Authors: MohammadReza Davari, Stefan Horoi, Amine Natik, Guillaume Lajoie, Guy Wolf, Eugene Belilovsky

ICLR 2023 | Conference PDF | Archive PDF | Plain Text | LLM Run Details

Reproducibility Variable Result LLM Response
Research Type Experimental In Sec. 4 we empirically analyze CKA s reliability, illustrating our theoretical results and subsequently presenting a general optimization procedure that allows the CKA value to be heavily manipulated to be either high or low without significant changes to the functional behaviour of the underlying ANNs. We use this to revisit previous findings (Nguyen et al., 2021; Kornblith et al., 2019).
Researcher Affiliation Academia Mohammad Reza Davari 1,3 Stefan Horoi 2,3 Amine Natik 2,3 Guillaume Lajoie 2,3 Guy Wolf 2,3 Eugene Belilovsky 1,3 1 Concordia University 2 Université de Montréal 3 Mila Quebec AI Institute
Pseudocode Yes Algo. 1 shows the pseudo code of the dynamical scaling of the λ loss balance parameter seen in Eq. 3.
Open Source Code No The paper does not provide an explicit statement about releasing the source code or a link to a code repository for the methodology described.
Open Datasets Yes trained to generalize on the CIFAR10 image classification task (Krizhevsky et al., 2009)
Dataset Splits No The paper mentions using a "validation set accuracy" as a surrogate metric and refers to "CIFAR10 training set" and "CIFAR10 test set", but does not provide explicit split percentages or detailed methodology for splitting the data into train/validation/test sets for reproduction.
Hardware Specification No This work is also supported by resources from Compute Canada and Calcul Quebec.
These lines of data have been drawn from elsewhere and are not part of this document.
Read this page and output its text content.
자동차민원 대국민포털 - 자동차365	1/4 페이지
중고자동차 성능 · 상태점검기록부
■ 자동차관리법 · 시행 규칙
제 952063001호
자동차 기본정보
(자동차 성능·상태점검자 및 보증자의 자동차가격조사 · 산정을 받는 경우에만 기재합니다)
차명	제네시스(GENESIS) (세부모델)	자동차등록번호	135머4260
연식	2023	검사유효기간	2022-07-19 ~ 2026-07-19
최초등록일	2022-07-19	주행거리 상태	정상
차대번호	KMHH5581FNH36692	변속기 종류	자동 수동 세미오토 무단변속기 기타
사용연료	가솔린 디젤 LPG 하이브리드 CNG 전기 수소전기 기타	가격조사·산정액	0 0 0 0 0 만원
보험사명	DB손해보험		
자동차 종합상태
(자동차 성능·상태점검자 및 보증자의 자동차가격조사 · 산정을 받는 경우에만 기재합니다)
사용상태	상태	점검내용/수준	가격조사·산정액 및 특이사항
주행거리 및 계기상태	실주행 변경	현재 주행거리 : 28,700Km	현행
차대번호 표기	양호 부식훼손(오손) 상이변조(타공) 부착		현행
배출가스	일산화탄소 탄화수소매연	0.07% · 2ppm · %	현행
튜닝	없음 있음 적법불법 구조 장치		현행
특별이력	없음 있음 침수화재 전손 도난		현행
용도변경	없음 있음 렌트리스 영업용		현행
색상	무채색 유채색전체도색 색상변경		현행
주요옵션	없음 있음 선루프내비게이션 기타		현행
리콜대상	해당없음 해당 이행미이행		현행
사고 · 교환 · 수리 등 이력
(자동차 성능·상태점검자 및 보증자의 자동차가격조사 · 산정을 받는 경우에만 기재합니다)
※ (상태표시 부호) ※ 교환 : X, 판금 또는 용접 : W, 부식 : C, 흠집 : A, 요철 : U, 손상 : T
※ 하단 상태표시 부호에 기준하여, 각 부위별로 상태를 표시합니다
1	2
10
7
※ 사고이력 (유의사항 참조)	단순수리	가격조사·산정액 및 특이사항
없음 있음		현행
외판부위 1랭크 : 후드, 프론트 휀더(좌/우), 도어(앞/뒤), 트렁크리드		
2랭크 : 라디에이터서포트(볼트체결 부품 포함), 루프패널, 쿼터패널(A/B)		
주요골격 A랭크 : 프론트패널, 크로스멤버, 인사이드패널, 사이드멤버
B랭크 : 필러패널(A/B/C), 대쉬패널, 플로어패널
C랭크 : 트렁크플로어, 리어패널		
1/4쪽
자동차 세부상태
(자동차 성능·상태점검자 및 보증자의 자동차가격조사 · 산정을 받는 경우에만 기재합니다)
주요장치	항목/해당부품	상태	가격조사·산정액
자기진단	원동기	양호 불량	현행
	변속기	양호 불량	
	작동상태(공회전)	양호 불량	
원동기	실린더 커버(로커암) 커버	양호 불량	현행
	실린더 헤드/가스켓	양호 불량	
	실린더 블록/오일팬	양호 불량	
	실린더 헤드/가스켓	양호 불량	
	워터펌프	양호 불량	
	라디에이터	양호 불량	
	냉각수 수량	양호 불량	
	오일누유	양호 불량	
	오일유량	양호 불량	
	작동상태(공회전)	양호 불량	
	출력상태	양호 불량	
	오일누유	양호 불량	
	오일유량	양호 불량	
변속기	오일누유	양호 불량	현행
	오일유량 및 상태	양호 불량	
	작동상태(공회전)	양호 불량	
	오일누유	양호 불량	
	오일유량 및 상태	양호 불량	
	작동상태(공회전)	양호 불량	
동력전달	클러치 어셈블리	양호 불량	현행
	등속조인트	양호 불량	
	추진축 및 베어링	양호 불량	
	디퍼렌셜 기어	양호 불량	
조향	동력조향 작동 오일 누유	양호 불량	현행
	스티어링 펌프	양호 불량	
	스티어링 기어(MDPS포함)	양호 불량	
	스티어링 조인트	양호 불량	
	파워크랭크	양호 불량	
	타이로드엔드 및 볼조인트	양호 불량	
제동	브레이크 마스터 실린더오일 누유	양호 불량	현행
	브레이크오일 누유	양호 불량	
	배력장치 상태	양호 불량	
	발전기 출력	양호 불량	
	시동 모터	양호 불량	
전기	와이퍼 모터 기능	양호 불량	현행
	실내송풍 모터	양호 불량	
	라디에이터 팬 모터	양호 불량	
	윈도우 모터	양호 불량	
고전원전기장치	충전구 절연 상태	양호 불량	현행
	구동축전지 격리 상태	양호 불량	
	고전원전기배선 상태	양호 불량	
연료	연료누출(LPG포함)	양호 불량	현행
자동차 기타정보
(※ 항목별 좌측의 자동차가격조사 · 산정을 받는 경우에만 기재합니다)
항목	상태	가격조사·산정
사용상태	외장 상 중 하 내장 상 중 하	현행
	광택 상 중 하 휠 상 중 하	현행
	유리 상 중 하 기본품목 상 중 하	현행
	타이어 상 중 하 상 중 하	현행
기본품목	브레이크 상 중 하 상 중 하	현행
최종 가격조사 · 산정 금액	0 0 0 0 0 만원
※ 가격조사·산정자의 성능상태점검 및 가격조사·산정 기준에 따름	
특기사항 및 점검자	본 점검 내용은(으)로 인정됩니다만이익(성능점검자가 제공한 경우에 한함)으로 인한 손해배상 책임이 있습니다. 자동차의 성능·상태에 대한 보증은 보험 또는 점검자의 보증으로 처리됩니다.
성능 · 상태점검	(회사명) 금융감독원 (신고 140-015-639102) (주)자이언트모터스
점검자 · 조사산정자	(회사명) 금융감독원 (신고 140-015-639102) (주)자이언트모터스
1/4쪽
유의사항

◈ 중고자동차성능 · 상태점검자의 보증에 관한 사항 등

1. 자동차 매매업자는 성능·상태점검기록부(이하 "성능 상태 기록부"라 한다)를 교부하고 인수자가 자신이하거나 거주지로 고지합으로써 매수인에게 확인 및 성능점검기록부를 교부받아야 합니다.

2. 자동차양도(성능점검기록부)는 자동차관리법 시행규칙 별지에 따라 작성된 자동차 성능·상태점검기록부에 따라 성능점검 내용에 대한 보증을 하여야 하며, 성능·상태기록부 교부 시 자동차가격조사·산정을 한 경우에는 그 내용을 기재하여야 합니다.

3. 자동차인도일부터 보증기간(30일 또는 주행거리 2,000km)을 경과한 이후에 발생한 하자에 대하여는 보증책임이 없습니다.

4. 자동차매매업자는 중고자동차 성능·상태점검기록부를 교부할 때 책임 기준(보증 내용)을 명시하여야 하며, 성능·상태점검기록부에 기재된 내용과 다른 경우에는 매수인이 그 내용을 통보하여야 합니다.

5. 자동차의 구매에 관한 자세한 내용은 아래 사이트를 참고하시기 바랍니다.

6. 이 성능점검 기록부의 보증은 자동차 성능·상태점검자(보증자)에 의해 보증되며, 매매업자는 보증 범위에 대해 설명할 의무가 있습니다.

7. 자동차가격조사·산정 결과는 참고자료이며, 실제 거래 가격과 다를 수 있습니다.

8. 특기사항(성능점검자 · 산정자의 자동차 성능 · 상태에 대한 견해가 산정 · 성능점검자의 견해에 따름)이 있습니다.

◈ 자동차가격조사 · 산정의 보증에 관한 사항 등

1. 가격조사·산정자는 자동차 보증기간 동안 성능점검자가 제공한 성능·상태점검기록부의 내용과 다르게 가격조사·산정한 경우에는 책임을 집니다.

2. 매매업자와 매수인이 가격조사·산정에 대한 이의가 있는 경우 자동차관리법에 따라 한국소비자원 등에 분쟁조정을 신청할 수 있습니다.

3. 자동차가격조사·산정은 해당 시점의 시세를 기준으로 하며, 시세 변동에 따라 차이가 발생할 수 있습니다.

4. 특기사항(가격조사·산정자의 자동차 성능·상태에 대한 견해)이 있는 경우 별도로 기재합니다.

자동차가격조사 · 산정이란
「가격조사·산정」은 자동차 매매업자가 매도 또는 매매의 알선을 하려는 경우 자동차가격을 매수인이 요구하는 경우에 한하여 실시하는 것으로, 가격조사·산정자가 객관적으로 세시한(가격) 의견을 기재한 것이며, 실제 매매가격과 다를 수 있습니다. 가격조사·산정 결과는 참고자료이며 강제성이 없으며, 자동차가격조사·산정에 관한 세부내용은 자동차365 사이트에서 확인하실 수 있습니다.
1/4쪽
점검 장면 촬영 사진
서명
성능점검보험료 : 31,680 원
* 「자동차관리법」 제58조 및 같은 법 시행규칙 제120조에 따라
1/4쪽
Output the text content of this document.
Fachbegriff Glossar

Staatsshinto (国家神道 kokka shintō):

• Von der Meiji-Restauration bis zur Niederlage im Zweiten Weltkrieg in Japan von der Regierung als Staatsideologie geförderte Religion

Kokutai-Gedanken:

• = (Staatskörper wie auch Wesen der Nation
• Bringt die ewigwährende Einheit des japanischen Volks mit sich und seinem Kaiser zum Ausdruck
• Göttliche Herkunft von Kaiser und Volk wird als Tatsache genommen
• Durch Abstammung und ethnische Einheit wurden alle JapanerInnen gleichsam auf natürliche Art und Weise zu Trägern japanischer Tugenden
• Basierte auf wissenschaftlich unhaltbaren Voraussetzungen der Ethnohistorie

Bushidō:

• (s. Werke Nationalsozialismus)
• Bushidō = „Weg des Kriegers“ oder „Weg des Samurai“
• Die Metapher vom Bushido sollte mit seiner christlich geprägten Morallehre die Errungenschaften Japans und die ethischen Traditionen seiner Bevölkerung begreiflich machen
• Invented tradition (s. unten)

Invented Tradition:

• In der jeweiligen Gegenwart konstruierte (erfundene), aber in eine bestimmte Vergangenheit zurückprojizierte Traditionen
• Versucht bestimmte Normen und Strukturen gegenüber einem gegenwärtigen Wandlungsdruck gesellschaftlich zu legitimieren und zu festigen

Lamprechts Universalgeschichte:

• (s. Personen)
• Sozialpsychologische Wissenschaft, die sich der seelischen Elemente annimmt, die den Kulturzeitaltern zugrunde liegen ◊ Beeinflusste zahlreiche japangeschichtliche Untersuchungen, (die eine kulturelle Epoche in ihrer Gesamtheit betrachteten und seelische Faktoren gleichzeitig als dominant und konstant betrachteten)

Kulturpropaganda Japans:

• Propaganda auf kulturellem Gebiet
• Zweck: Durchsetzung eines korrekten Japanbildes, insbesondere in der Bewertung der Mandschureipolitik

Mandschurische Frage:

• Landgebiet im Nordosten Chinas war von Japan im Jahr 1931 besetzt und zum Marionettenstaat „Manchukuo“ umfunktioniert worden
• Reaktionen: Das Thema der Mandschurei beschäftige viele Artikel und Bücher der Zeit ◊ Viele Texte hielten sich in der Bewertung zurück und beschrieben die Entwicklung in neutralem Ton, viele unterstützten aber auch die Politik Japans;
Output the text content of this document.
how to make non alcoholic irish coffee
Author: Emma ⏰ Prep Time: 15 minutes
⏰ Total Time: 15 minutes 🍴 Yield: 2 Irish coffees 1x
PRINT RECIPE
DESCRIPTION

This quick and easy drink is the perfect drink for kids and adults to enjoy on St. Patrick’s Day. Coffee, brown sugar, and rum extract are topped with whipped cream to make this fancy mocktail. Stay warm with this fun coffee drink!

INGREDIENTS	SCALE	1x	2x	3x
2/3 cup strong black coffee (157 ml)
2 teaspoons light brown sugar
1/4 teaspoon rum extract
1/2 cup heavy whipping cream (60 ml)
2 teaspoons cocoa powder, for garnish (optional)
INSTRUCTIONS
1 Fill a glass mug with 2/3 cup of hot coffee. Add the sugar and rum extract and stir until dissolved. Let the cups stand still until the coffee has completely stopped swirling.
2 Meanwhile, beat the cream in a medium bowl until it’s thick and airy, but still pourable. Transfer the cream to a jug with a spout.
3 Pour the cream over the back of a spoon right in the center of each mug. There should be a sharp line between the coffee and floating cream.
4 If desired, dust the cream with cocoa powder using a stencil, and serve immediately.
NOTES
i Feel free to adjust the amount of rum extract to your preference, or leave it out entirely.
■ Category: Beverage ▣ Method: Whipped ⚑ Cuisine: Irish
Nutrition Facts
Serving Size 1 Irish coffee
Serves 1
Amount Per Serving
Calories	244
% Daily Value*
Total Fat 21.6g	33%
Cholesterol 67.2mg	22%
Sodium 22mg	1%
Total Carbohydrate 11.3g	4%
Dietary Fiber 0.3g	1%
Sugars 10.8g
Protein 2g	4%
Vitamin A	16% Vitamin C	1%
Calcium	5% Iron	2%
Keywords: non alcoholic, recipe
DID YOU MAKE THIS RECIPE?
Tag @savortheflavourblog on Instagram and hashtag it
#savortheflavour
This is a general mention of computing resources and does not provide specific hardware details (e.g., exact GPU/CPU models, memory amounts).
Software Dependencies No The paper mentions optimizers and activation functions used (e.g., 'Adam W', 'ReLU', 'Batch Normalization') but does not specify versions for core software libraries or programming languages like Python, PyTorch, or TensorFlow.
Experiment Setup Yes The models in Sec. 4.1, both the generalized and memorized network, were trained for 100 epochs using Adam W (Loshchilov & Hutter, 2017) optimizer with a learning rate (LR) of 1e-3 and a weight decay of 5e-4. The LR is follows cosine LR scheduler (Loshchilov & Hutter, 2016) with an initial LR stated earlier.